Node.js is a cross-platform, open-source, JavaScript back-end operating environment running on Chrome V8 and running JavaScript programming from outside a Web browser. Recently a vulnerability in Node.js could have been used to exploit the framework and achieve remote code execution (RCE). 

A report published on January 23, by Shoeb 'Captain Freak' Patel a self-described 'want to be' security researcher, says that the analysis indicates that Express.js might be prone to read local file errors. In conjunction with an old version of the Handlebars engine (Handlebars is a popular templating engine for web applications.), the malicious code may be run remotely. “If you are using Express.Js with Handlebars as templating engine invoked via hubs view engine, for Server Side Rendering, you are likely vulnerable to Local File Read (LFR) and potential Remote Code Execution (RCE),” stated Captain Freak. 

Further Captain Freak has claimed that because of his experience with the developer's code he wanted to search for flaws in Node.js, Express.js, and Handlebars. He said that he "stumbled" last week over a vital local security file that demanded a payload of fewer than 10 lines of code for the RCE exploit, and “To be honest, I should not have been that surprised.” 

“The betrayal by in-built modules, dependencies, and packages have been the reason to introduce numerous security bugs. This is a recurring theme in software security,” added Captain Freak. 

He elucidated that if the target user is responding with X-Powered-By: Express and there is HTML in responses, it’s highly likely that Node.js with server-side templating is being used. For which the user can attach a layout to the discovery for the GET or POST body parameter in their wordlist. If the arbitrary value of layout parameter added is resulting in 500 Internal Server Error with ENOENT: no such file or directory in body, then the user has hit the LFR. 
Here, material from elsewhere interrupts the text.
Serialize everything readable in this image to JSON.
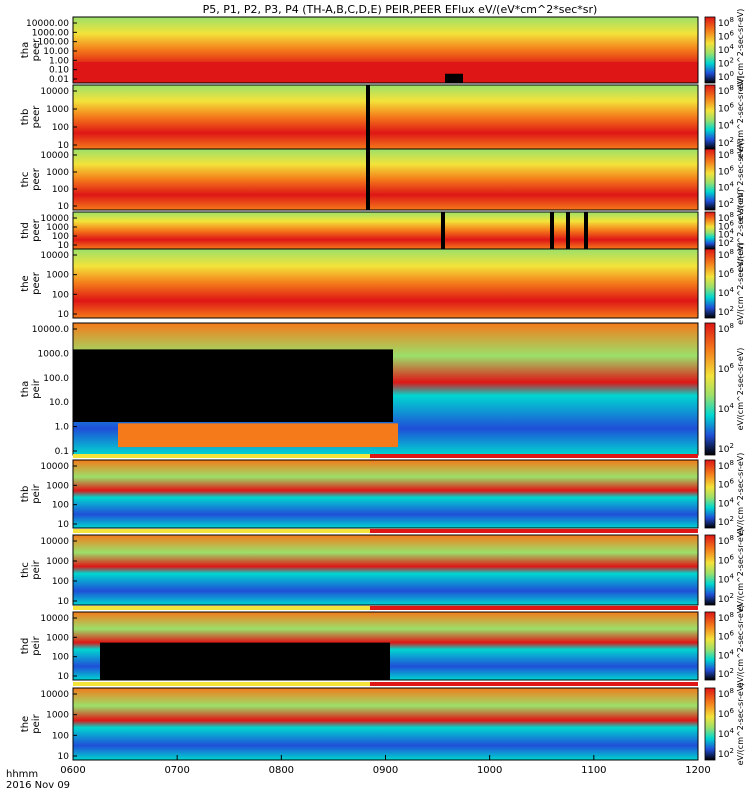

The treason of built-in modules, dependencies, and applications has contributed to various security vulnerabilities. In software safety, this is still a recurrent issue. Captain Freak created a CTF challenge to verify whether or not this was understood, and he shared it with several of his talented friends from different Network security, Node, Backend Tech, CTF, and Bug Bounty internet forums. 

Later this turned out to be a not known vulnerability, only 4 people (all CTFers) were able to solve this problem even after providing the whole source code. Captain Freak discovered, strange code at Node.js, that any file with an extension could be read from the root view directory, + layout and forwarded to handlebars; Compilation of which lets us use the HTML file that we fully monitor after compiling the file. RCE will then be triggered with particular specifications, requiring the use of versions 4.0.3 and below. This issue has been patched in Handlebars versions 4.1.2, 4.0.14, and later. 

“I wrote about it so that the whole Node.js and web development community [would] know about this quirky behavior in this stack,” stated Captain Freak.